Microneedle-assisted transdermal delivery of amlodipine besylate loaded nanoparticles

Transdermal drug delivery has been developed to increase drug bioavailability and improve patient compliance. The current study was carried out to formulate and evaluate a transdermal delivery system loaded with biodegradable polymeric nanoparticles for sustained delivery of amlodipine besylate (AMB). For this purpose, AMB was incorporated into CS nanoparticles that were prepared via the ionic gelation method. Three formulations containing different blends of CS and tripolyphosphate were investigated for the preparation of the nanoparticles and evaluated for particle size (PS), zeta potential (ZP), loading capacity (LC), encapsulation efficiency (EE), scanning electron microscope (SEM), and drug release kinetics. The smallest observed particle size was 321.14 +/- 7.21 nm (NP-3). Across all formulations, the highest observed EE% was 87.2 +/- 0.12% (NP-2), and the highest observed LC% was 60.98 +/- 0.08% (NP-2).

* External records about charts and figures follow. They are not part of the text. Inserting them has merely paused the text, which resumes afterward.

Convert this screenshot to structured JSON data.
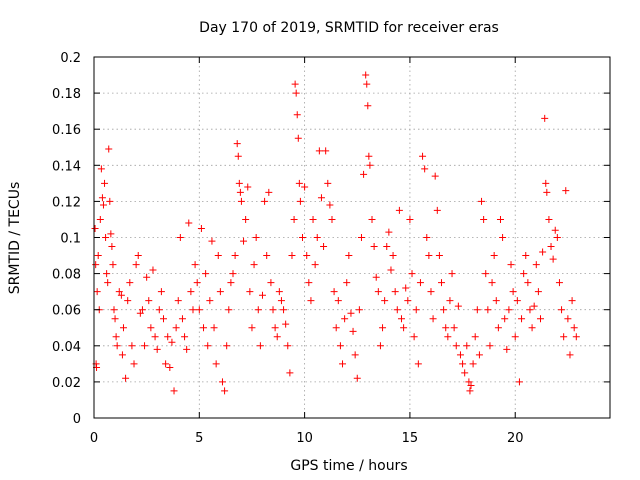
{
  "chart_data": {
    "type": "scatter",
    "title": "Day 170 of 2019, SRMTID for receiver eras",
    "xlabel": "GPS time / hours",
    "ylabel": "SRMTID / TECUs",
    "xlim": [
      0,
      24.5
    ],
    "ylim": [
      0,
      0.2
    ],
    "x_ticks": [
      0,
      5,
      10,
      15,
      20
    ],
    "x_tick_labels": [
      "0",
      "5",
      "10",
      "15",
      "20"
    ],
    "y_ticks": [
      0,
      0.02,
      0.04,
      0.06,
      0.08,
      0.1,
      0.12,
      0.14,
      0.16,
      0.18,
      0.2
    ],
    "y_tick_labels": [
      "0",
      "0.02",
      "0.04",
      "0.06",
      "0.08",
      "0.1",
      "0.12",
      "0.14",
      "0.16",
      "0.18",
      "0.2"
    ],
    "grid": true,
    "marker": "+",
    "color": "#ff0000",
    "series": [
      {
        "name": "eras",
        "points": [
          [
            0.05,
            0.105
          ],
          [
            0.08,
            0.085
          ],
          [
            0.1,
            0.03
          ],
          [
            0.12,
            0.028
          ],
          [
            0.15,
            0.07
          ],
          [
            0.2,
            0.09
          ],
          [
            0.25,
            0.06
          ],
          [
            0.3,
            0.11
          ],
          [
            0.35,
            0.138
          ],
          [
            0.4,
            0.122
          ],
          [
            0.45,
            0.118
          ],
          [
            0.5,
            0.13
          ],
          [
            0.55,
            0.1
          ],
          [
            0.6,
            0.08
          ],
          [
            0.65,
            0.075
          ],
          [
            0.7,
            0.149
          ],
          [
            0.75,
            0.12
          ],
          [
            0.8,
            0.102
          ],
          [
            0.85,
            0.095
          ],
          [
            0.9,
            0.085
          ],
          [
            0.95,
            0.06
          ],
          [
            1.0,
            0.055
          ],
          [
            1.05,
            0.045
          ],
          [
            1.1,
            0.04
          ],
          [
            1.2,
            0.07
          ],
          [
            1.3,
            0.068
          ],
          [
            1.35,
            0.035
          ],
          [
            1.4,
            0.05
          ],
          [
            1.5,
            0.022
          ],
          [
            1.6,
            0.065
          ],
          [
            1.7,
            0.075
          ],
          [
            1.8,
            0.04
          ],
          [
            1.9,
            0.03
          ],
          [
            2.0,
            0.085
          ],
          [
            2.1,
            0.09
          ],
          [
            2.2,
            0.058
          ],
          [
            2.3,
            0.06
          ],
          [
            2.4,
            0.04
          ],
          [
            2.5,
            0.078
          ],
          [
            2.6,
            0.065
          ],
          [
            2.7,
            0.05
          ],
          [
            2.8,
            0.082
          ],
          [
            2.9,
            0.045
          ],
          [
            3.0,
            0.038
          ],
          [
            3.1,
            0.06
          ],
          [
            3.2,
            0.07
          ],
          [
            3.3,
            0.055
          ],
          [
            3.4,
            0.03
          ],
          [
            3.5,
            0.045
          ],
          [
            3.6,
            0.028
          ],
          [
            3.7,
            0.042
          ],
          [
            3.8,
            0.015
          ],
          [
            3.9,
            0.05
          ],
          [
            4.0,
            0.065
          ],
          [
            4.1,
            0.1
          ],
          [
            4.2,
            0.055
          ],
          [
            4.3,
            0.045
          ],
          [
            4.4,
            0.038
          ],
          [
            4.5,
            0.108
          ],
          [
            4.6,
            0.07
          ],
          [
            4.7,
            0.06
          ],
          [
            4.8,
            0.085
          ],
          [
            4.9,
            0.075
          ],
          [
            5.0,
            0.06
          ],
          [
            5.1,
            0.105
          ],
          [
            5.2,
            0.05
          ],
          [
            5.3,
            0.08
          ],
          [
            5.4,
            0.04
          ],
          [
            5.5,
            0.065
          ],
          [
            5.6,
            0.098
          ],
          [
            5.7,
            0.05
          ],
          [
            5.8,
            0.03
          ],
          [
            5.9,
            0.09
          ],
          [
            6.0,
            0.07
          ],
          [
            6.1,
            0.02
          ],
          [
            6.2,
            0.015
          ],
          [
            6.3,
            0.04
          ],
          [
            6.4,
            0.06
          ],
          [
            6.5,
            0.075
          ],
          [
            6.6,
            0.08
          ],
          [
            6.7,
            0.09
          ],
          [
            6.8,
            0.152
          ],
          [
            6.85,
            0.145
          ],
          [
            6.9,
            0.13
          ],
          [
            6.95,
            0.125
          ],
          [
            7.0,
            0.12
          ],
          [
            7.1,
            0.098
          ],
          [
            7.2,
            0.11
          ],
          [
            7.3,
            0.128
          ],
          [
            7.4,
            0.07
          ],
          [
            7.5,
            0.05
          ],
          [
            7.6,
            0.085
          ],
          [
            7.7,
            0.1
          ],
          [
            7.8,
            0.06
          ],
          [
            7.9,
            0.04
          ],
          [
            8.0,
            0.068
          ],
          [
            8.1,
            0.12
          ],
          [
            8.2,
            0.09
          ],
          [
            8.3,
            0.125
          ],
          [
            8.4,
            0.075
          ],
          [
            8.5,
            0.06
          ],
          [
            8.6,
            0.05
          ],
          [
            8.7,
            0.045
          ],
          [
            8.8,
            0.07
          ],
          [
            8.9,
            0.065
          ],
          [
            9.0,
            0.06
          ],
          [
            9.1,
            0.052
          ],
          [
            9.2,
            0.04
          ],
          [
            9.3,
            0.025
          ],
          [
            9.4,
            0.09
          ],
          [
            9.5,
            0.11
          ],
          [
            9.55,
            0.185
          ],
          [
            9.6,
            0.18
          ],
          [
            9.65,
            0.168
          ],
          [
            9.7,
            0.155
          ],
          [
            9.75,
            0.13
          ],
          [
            9.8,
            0.12
          ],
          [
            9.9,
            0.1
          ],
          [
            10.0,
            0.128
          ],
          [
            10.1,
            0.09
          ],
          [
            10.2,
            0.075
          ],
          [
            10.3,
            0.065
          ],
          [
            10.4,
            0.11
          ],
          [
            10.5,
            0.085
          ],
          [
            10.6,
            0.1
          ],
          [
            10.7,
            0.148
          ],
          [
            10.8,
            0.122
          ],
          [
            10.9,
            0.095
          ],
          [
            11.0,
            0.148
          ],
          [
            11.1,
            0.13
          ],
          [
            11.2,
            0.118
          ],
          [
            11.3,
            0.11
          ],
          [
            11.4,
            0.07
          ],
          [
            11.5,
            0.05
          ],
          [
            11.6,
            0.065
          ],
          [
            11.7,
            0.04
          ],
          [
            11.8,
            0.03
          ],
          [
            11.9,
            0.055
          ],
          [
            12.0,
            0.075
          ],
          [
            12.1,
            0.09
          ],
          [
            12.2,
            0.058
          ],
          [
            12.3,
            0.048
          ],
          [
            12.4,
            0.035
          ],
          [
            12.5,
            0.022
          ],
          [
            12.6,
            0.06
          ],
          [
            12.7,
            0.1
          ],
          [
            12.8,
            0.135
          ],
          [
            12.9,
            0.19
          ],
          [
            12.95,
            0.185
          ],
          [
            13.0,
            0.173
          ],
          [
            13.05,
            0.145
          ],
          [
            13.1,
            0.14
          ],
          [
            13.2,
            0.11
          ],
          [
            13.3,
            0.095
          ],
          [
            13.4,
            0.078
          ],
          [
            13.5,
            0.07
          ],
          [
            13.6,
            0.04
          ],
          [
            13.7,
            0.05
          ],
          [
            13.8,
            0.065
          ],
          [
            13.9,
            0.095
          ],
          [
            14.0,
            0.103
          ],
          [
            14.1,
            0.082
          ],
          [
            14.2,
            0.09
          ],
          [
            14.3,
            0.07
          ],
          [
            14.4,
            0.06
          ],
          [
            14.5,
            0.115
          ],
          [
            14.6,
            0.055
          ],
          [
            14.7,
            0.05
          ],
          [
            14.8,
            0.072
          ],
          [
            14.9,
            0.065
          ],
          [
            15.0,
            0.11
          ],
          [
            15.1,
            0.08
          ],
          [
            15.2,
            0.045
          ],
          [
            15.3,
            0.06
          ],
          [
            15.4,
            0.03
          ],
          [
            15.5,
            0.075
          ],
          [
            15.6,
            0.145
          ],
          [
            15.7,
            0.138
          ],
          [
            15.8,
            0.1
          ],
          [
            15.9,
            0.09
          ],
          [
            16.0,
            0.07
          ],
          [
            16.1,
            0.055
          ],
          [
            16.2,
            0.134
          ],
          [
            16.3,
            0.115
          ],
          [
            16.4,
            0.09
          ],
          [
            16.5,
            0.075
          ],
          [
            16.6,
            0.06
          ],
          [
            16.7,
            0.05
          ],
          [
            16.8,
            0.045
          ],
          [
            16.9,
            0.065
          ],
          [
            17.0,
            0.08
          ],
          [
            17.1,
            0.05
          ],
          [
            17.2,
            0.04
          ],
          [
            17.3,
            0.062
          ],
          [
            17.4,
            0.035
          ],
          [
            17.5,
            0.03
          ],
          [
            17.6,
            0.025
          ],
          [
            17.7,
            0.04
          ],
          [
            17.8,
            0.02
          ],
          [
            17.85,
            0.015
          ],
          [
            17.9,
            0.018
          ],
          [
            18.0,
            0.03
          ],
          [
            18.1,
            0.045
          ],
          [
            18.2,
            0.06
          ],
          [
            18.3,
            0.035
          ],
          [
            18.4,
            0.12
          ],
          [
            18.5,
            0.11
          ],
          [
            18.6,
            0.08
          ],
          [
            18.7,
            0.06
          ],
          [
            18.8,
            0.04
          ],
          [
            18.9,
            0.075
          ],
          [
            19.0,
            0.09
          ],
          [
            19.1,
            0.065
          ],
          [
            19.2,
            0.05
          ],
          [
            19.3,
            0.11
          ],
          [
            19.4,
            0.1
          ],
          [
            19.5,
            0.055
          ],
          [
            19.6,
            0.038
          ],
          [
            19.7,
            0.06
          ],
          [
            19.8,
            0.085
          ],
          [
            19.9,
            0.07
          ],
          [
            20.0,
            0.045
          ],
          [
            20.1,
            0.065
          ],
          [
            20.2,
            0.02
          ],
          [
            20.3,
            0.055
          ],
          [
            20.4,
            0.08
          ],
          [
            20.5,
            0.09
          ],
          [
            20.6,
            0.075
          ],
          [
            20.7,
            0.06
          ],
          [
            20.8,
            0.05
          ],
          [
            20.9,
            0.062
          ],
          [
            21.0,
            0.085
          ],
          [
            21.1,
            0.07
          ],
          [
            21.2,
            0.055
          ],
          [
            21.3,
            0.092
          ],
          [
            21.4,
            0.166
          ],
          [
            21.45,
            0.13
          ],
          [
            21.5,
            0.125
          ],
          [
            21.6,
            0.11
          ],
          [
            21.7,
            0.095
          ],
          [
            21.8,
            0.088
          ],
          [
            21.9,
            0.104
          ],
          [
            22.0,
            0.1
          ],
          [
            22.1,
            0.075
          ],
          [
            22.2,
            0.06
          ],
          [
            22.3,
            0.045
          ],
          [
            22.4,
            0.126
          ],
          [
            22.5,
            0.055
          ],
          [
            22.6,
            0.035
          ],
          [
            22.7,
            0.065
          ],
          [
            22.8,
            0.05
          ],
          [
            22.9,
            0.045
          ]
        ]
      }
    ]
  }
}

Microneedles were formed by using 15% polyvinylalcohol (PVA) (F1), 15% PVA with 1% propylene glycol (PG) (F2), and 15% PVA with 5% PG (F3). On investigating drug release rates, it was observed that drug permeation and steady-state flux (Jss) both increased proportionally with increasing PG concentration. Nanomedicine, when combined with physical techniques, has opened new opportunities for the growth and development of transdermal delivery systems in the pharmaceutical industry. In conclusion, biodegradable polymeric nanoparticles loaded in hydrogel microneedles served as a potential system for the transdermal delivery of AMB in a controlled manner

Automated summary

Transdermal drug delivery using biodegradable polymeric nanoparticles loaded in hydrogel microneedles showed promising results for sustained delivery of amlodipine besylate. Different formulations of nanoparticles were investigated for their characteristics and drug release kinetics, demonstrating the potential of this system for controlled transdermal drug delivery.